Nas organizações é possível perceber diversas manifestações estéticas julgadas como positivas ou negativas. O conhecimento estético se relaciona com a beleza do que pode ser visto, com o fascínio exercido ao se entrar em contato com determinado trabalho, com o ambiente organizacional que agrada, a sensação de bem estar com o que é ouvido. Mas também com o desprazer experimentado em diversas ocasiões, como as fofocas de mau gosto, o mau cheiro advindo de dentro ou do ambiente externo organizacional, os quais o indivíduo experiencia e se posiciona, não fica neutro (STRATI, 2007a).

pessoas trabalham (EWENSTEIN, WHYTE, 2007) e acontece na prática. Estudar estética nas organizações, na vida e no cotidiano organizacional é levantar o conhecimento estético que acontece na prática (GHERARDI, 2001; STRATI, 2014). A prática possibilitou novas formas de estudar conhecimento estético e aprendizagem nas organizações (STRATI, 2007b). Adotando uma abordagem baseada na prática social, é possível identificá-lo.

É na perspectiva de um conhecimento pessoal e estético que nasce o conhecimento sensível, ou seja, aquele que possibilita conhecer profundamente por meio das faculdades perceptivas que envolvem a experiência estética. Por meio da ativação do juízo estético, chega-se ao conhecimento sensível (sensible knowledge) que é empírico e ainda não reflexivo. O conhecimento sensível é aquele que é percebido, julgado, produzido e reproduzido por meio dos sentidos (GHERARDI, 2001; GHERARDI, NICOLINI, STRATI, 2007; STRATI, 2007a, 2007b; BISPO, 2013b).

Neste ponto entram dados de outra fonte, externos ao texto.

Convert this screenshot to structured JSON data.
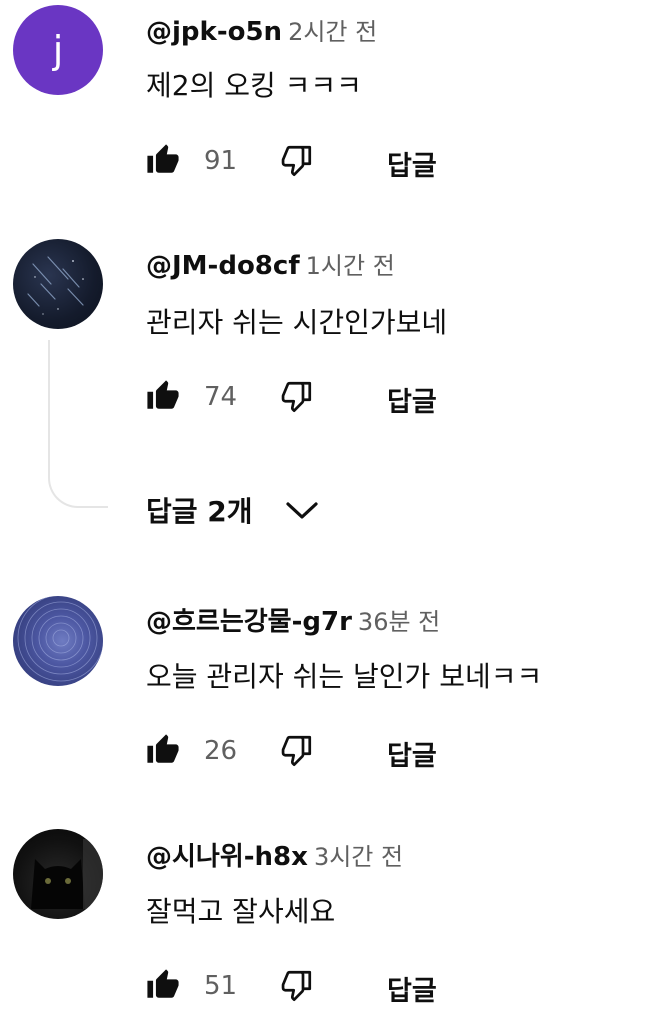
{
  "comments": [
    {
      "author": "@jpk-o5n",
      "time": "2시간 전",
      "text": "제2의 오킹 ㅋㅋㅋ",
      "likes": "91",
      "reply_label": "답글",
      "avatar": {
        "type": "letter",
        "letter": "j",
        "color": "#6a36c3"
      }
    },
    {
      "author": "@JM-do8cf",
      "time": "1시간 전",
      "text": "관리자 쉬는 시간인가보네",
      "likes": "74",
      "reply_label": "답글",
      "avatar": {
        "type": "image",
        "icon": "starry-night-avatar"
      }
    },
    {
      "author": "@흐르는강물-g7r",
      "time": "36분 전",
      "text": "오늘 관리자 쉬는 날인가 보네ㅋㅋ",
      "likes": "26",
      "reply_label": "답글",
      "avatar": {
        "type": "image",
        "icon": "swirl-avatar"
      }
    },
    {
      "author": "@시나위-h8x",
      "time": "3시간 전",
      "text": "잘먹고 잘사세요",
      "likes": "51",
      "reply_label": "답글",
      "avatar": {
        "type": "image",
        "icon": "black-cat-avatar"
      }
    }
  ],
  "replies_toggle": {
    "label": "답글 2개",
    "icon": "chevron-down-icon"
  },
  "icons": {
    "like": "thumbs-up-icon",
    "dislike": "thumbs-down-icon"
  }
}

O conhecimento sensível é formado a partir do que podemos chamar de formação do gosto (taste-making) que, por sua vez, é “uma atividade situada que repousa sobre aprender e saber como apreciar desempenhos específicos de uma prática” (GHERARDI, 2013, p. 110). Esse processo de aprendizagem e de refinamento, ou seja, de aprimoramento de uma prática é o que promove a formação do gosto. Segundo Bispo (2013b), formação do gosto “é o processo pelo qual os membros de uma comunidade buscam aprimorar suas práticas por meio do sensible knowledge”. Ao entrar em contato com uma comunidade, os indivíduos participam e negociam entre si as práticas, que são produzidas, reproduzidas e influenciadas pelo conhecimento pessoal e estético, negociado por meio das categorias estéticas (GHERARDI, 2013).

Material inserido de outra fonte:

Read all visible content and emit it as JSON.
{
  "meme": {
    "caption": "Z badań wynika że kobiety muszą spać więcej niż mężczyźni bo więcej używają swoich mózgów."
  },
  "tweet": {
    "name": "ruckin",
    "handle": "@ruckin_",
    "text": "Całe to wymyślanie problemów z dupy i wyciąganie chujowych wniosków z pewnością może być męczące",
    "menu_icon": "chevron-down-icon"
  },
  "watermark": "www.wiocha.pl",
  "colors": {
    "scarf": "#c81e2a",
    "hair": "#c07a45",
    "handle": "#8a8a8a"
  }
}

A prática que uma determinada comunidade compartilha tem como resultado o gosto, uma capacidade de expressar de maneira única e aceita como certa de realizar a prática social. É o resultado que ela produz e essas características únicas, próprias, que se mantêm em uma comunidade que a distingue das demais (GHERARDI, 2009).

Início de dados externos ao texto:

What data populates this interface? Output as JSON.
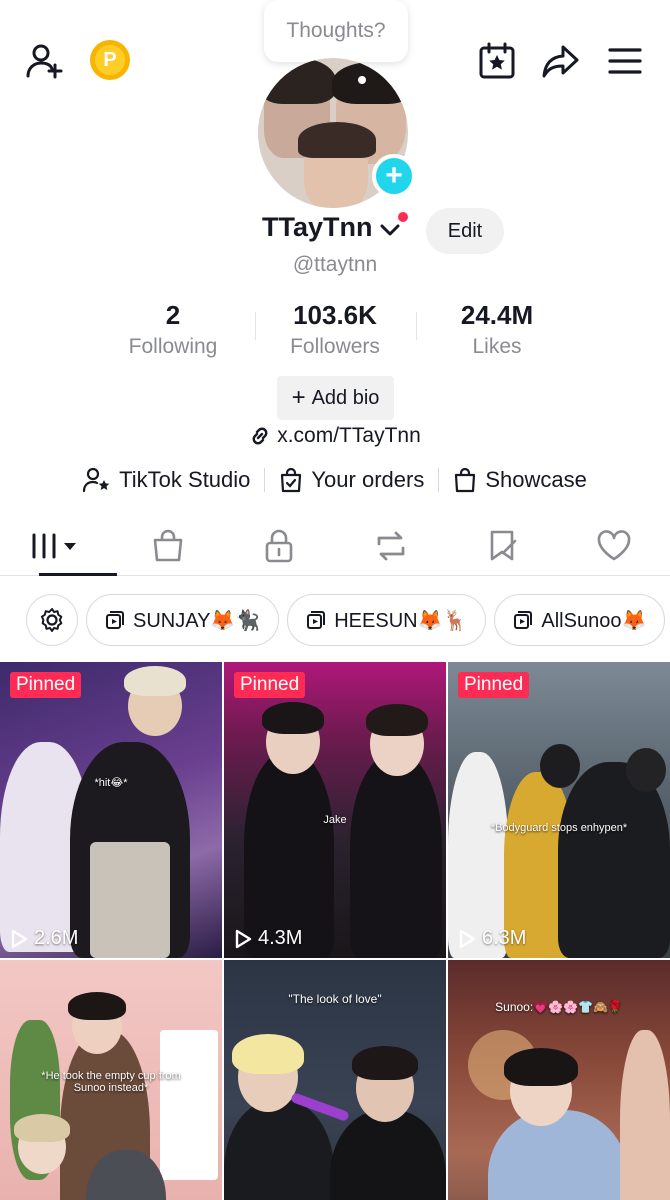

Finalmente, conclui-se que, embora a formação do gosto e do conhecimento sensível não seja um processo estático e linear, são pareados. Tal pode ser explicado a partir da formação do conhecimento como prática, aquele que se sabe que se possui mesmo não sabendo como explicá-lo. O conhecimento sensível, que ocorre por meio das faculdades perceptivas e do juízo estético, está imerso em uma prática e enquanto essa é negociada, produzida e reproduzida, ocorre a transformação do conhecimento prático para o conhecimento sensível.